Indische und pakistanische Soldaten lieferten sich nach Angaben beider Seiten einen Schusswechsel im Grenzgebiet. Zivilisten waren nicht betroffen, die Regierungen machten sich gegenseitig verantwortlich, die Vereinten Nationen mahnten zu „maximaler Zurückhaltung“. Das war angemessen, weil die beiden mittlerweile atomar bewaffneten Länder früher schon Kriege um Kaschmir geführt hatten. Es wäre aber nicht in ihrem Interesse, es wieder so weit kommen zu lassen. Das muslimische Pakistan befindet sich ohnehin in einer wirtschaftlich prekären Lage und hat ein massives Terror-Problem im eigenen Land. Indien will weiterwachsen und sich als Weltmacht etablieren, die als Mittler zwischen dem globalen Süden und Norden auftritt.

Die Regierungen spielen lieber das „Blame Game“

Wenn man beide Länder kennt, vor allem auch die Neugier der jeweiligen Einwohner auf die Lebensumstände auf der anderen Seite, dort, wo man so schwer hinreisen kann, wohin es aber teilweise noch familiäre Verbindungen gibt, fragt man sich, warum es in bald 80 Jahren nicht möglich war, zu einem besseren Ergebnis zu kommen. Es wirkt so, als würden die Regierungen mit all dem Säbelgerassel vor allem vom eigenen Versagen ablenken. Indien und Pakistan teilen Kultur und Geschichte, sie teilen sich sogar Flüsse. Ihre Grenzen sind nicht naturgegeben, sondern wurden 1947 von den abziehenden Briten so hinterlassen, ein Ergebnis falscher Entscheidungen und militärischer Konflikte.

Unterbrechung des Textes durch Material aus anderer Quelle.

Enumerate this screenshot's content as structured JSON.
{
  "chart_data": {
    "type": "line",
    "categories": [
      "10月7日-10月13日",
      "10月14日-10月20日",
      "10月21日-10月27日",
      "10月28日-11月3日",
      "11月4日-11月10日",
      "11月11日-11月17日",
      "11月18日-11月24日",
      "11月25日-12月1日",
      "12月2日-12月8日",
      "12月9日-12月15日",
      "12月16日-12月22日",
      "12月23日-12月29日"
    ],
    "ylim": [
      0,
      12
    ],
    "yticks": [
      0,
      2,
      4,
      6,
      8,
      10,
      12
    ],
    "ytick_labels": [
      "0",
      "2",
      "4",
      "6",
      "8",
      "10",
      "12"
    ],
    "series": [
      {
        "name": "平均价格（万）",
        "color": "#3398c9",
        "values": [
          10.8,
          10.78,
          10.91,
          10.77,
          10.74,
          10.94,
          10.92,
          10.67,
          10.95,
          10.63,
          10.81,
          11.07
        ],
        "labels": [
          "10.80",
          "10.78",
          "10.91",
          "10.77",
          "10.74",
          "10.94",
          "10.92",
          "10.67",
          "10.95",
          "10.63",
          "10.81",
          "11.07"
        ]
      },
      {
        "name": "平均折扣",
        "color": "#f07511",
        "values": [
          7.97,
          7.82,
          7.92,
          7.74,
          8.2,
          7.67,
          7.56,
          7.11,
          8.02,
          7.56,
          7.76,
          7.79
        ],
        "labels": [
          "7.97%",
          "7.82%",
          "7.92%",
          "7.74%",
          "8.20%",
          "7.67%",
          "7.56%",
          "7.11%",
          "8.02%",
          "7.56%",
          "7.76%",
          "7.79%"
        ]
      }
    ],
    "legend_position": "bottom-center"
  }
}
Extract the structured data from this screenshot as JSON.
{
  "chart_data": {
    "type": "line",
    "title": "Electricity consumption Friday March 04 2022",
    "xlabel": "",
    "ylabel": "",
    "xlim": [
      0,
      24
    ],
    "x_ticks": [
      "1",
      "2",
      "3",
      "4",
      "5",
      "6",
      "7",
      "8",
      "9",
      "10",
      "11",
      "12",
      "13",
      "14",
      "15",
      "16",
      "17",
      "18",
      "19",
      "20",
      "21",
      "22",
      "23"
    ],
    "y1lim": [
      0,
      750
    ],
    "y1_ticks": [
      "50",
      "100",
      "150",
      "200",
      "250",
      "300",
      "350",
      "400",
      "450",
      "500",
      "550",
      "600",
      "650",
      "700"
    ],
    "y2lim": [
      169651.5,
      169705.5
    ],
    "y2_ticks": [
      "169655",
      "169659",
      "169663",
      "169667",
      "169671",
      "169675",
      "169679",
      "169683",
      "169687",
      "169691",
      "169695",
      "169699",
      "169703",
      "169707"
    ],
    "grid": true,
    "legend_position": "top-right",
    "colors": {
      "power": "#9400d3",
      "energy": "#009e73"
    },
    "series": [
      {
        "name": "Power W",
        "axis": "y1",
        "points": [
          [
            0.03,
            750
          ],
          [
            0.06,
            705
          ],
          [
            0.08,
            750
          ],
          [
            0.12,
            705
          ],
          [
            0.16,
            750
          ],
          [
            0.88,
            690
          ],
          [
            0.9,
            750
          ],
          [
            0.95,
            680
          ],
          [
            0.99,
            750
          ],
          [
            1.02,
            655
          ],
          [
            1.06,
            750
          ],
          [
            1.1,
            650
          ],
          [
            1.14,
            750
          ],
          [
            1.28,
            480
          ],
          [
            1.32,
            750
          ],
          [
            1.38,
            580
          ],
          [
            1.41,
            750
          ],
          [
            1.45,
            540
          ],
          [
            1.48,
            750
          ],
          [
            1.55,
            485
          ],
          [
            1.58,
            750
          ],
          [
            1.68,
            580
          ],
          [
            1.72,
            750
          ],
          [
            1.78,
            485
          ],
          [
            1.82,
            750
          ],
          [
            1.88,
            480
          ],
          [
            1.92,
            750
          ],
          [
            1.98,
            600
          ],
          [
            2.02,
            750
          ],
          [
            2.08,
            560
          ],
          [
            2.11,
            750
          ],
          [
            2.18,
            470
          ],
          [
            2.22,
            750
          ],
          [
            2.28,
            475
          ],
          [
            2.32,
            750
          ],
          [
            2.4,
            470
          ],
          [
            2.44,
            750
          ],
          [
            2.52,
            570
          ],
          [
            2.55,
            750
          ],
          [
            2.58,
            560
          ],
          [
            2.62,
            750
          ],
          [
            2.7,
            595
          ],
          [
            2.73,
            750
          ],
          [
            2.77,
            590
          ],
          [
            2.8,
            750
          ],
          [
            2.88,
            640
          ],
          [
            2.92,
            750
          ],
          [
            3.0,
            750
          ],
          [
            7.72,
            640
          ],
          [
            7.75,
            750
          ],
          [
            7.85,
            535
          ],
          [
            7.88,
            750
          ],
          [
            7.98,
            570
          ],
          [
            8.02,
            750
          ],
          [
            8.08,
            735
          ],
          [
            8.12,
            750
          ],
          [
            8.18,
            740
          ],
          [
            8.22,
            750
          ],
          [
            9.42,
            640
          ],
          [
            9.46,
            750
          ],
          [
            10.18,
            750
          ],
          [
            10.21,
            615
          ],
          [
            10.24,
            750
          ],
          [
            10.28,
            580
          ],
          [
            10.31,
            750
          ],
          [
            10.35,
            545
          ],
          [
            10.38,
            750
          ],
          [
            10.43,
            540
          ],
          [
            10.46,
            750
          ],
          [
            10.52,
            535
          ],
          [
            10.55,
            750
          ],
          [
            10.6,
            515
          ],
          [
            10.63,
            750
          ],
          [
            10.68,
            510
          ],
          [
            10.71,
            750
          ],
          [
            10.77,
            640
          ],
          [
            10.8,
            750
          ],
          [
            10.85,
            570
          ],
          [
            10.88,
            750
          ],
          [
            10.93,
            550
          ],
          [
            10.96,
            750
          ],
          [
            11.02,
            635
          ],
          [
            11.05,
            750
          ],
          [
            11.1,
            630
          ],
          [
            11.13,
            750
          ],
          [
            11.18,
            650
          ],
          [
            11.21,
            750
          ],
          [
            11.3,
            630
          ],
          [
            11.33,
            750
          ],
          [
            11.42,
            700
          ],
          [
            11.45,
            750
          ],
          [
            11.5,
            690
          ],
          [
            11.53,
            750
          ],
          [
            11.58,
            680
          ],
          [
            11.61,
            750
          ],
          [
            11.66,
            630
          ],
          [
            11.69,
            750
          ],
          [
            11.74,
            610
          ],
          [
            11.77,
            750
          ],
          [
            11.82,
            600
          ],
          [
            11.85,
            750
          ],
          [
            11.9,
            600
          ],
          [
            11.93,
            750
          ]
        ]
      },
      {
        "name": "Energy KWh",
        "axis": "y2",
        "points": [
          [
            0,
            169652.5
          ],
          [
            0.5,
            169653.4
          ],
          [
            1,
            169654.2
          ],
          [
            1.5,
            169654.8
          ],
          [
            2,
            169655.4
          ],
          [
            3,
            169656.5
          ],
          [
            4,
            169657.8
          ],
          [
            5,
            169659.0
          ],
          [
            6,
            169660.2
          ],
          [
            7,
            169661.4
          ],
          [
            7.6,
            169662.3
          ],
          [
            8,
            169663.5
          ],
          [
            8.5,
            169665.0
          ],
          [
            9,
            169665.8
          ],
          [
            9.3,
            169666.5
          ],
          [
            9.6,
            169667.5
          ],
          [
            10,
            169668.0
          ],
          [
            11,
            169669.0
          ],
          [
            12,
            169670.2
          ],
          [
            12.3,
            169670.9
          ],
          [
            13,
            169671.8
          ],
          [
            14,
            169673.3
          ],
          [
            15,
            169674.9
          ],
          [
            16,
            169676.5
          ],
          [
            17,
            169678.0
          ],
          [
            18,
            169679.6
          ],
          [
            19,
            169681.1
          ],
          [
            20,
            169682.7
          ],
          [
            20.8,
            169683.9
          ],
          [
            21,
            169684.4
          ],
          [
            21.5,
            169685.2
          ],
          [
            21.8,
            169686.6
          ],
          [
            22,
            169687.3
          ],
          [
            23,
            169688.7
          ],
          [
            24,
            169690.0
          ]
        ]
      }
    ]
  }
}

Daraus ein friedliches Miteinander zu machen, wäre nach wie vor die wichtigste politische Aufgabe in beiden Ländern. Doch in Delhi und Islamabad spielt man lieber das „Blame Game“, in dem man dem jeweils anderen die Schuld zuweist. Zurück bleiben 26 Familien, die garantiert unschuldig sind, die Urlaub machen wollten und nun miterleben müssen, wie ihre Tragödie benutzt wird, um politisch zu poltern.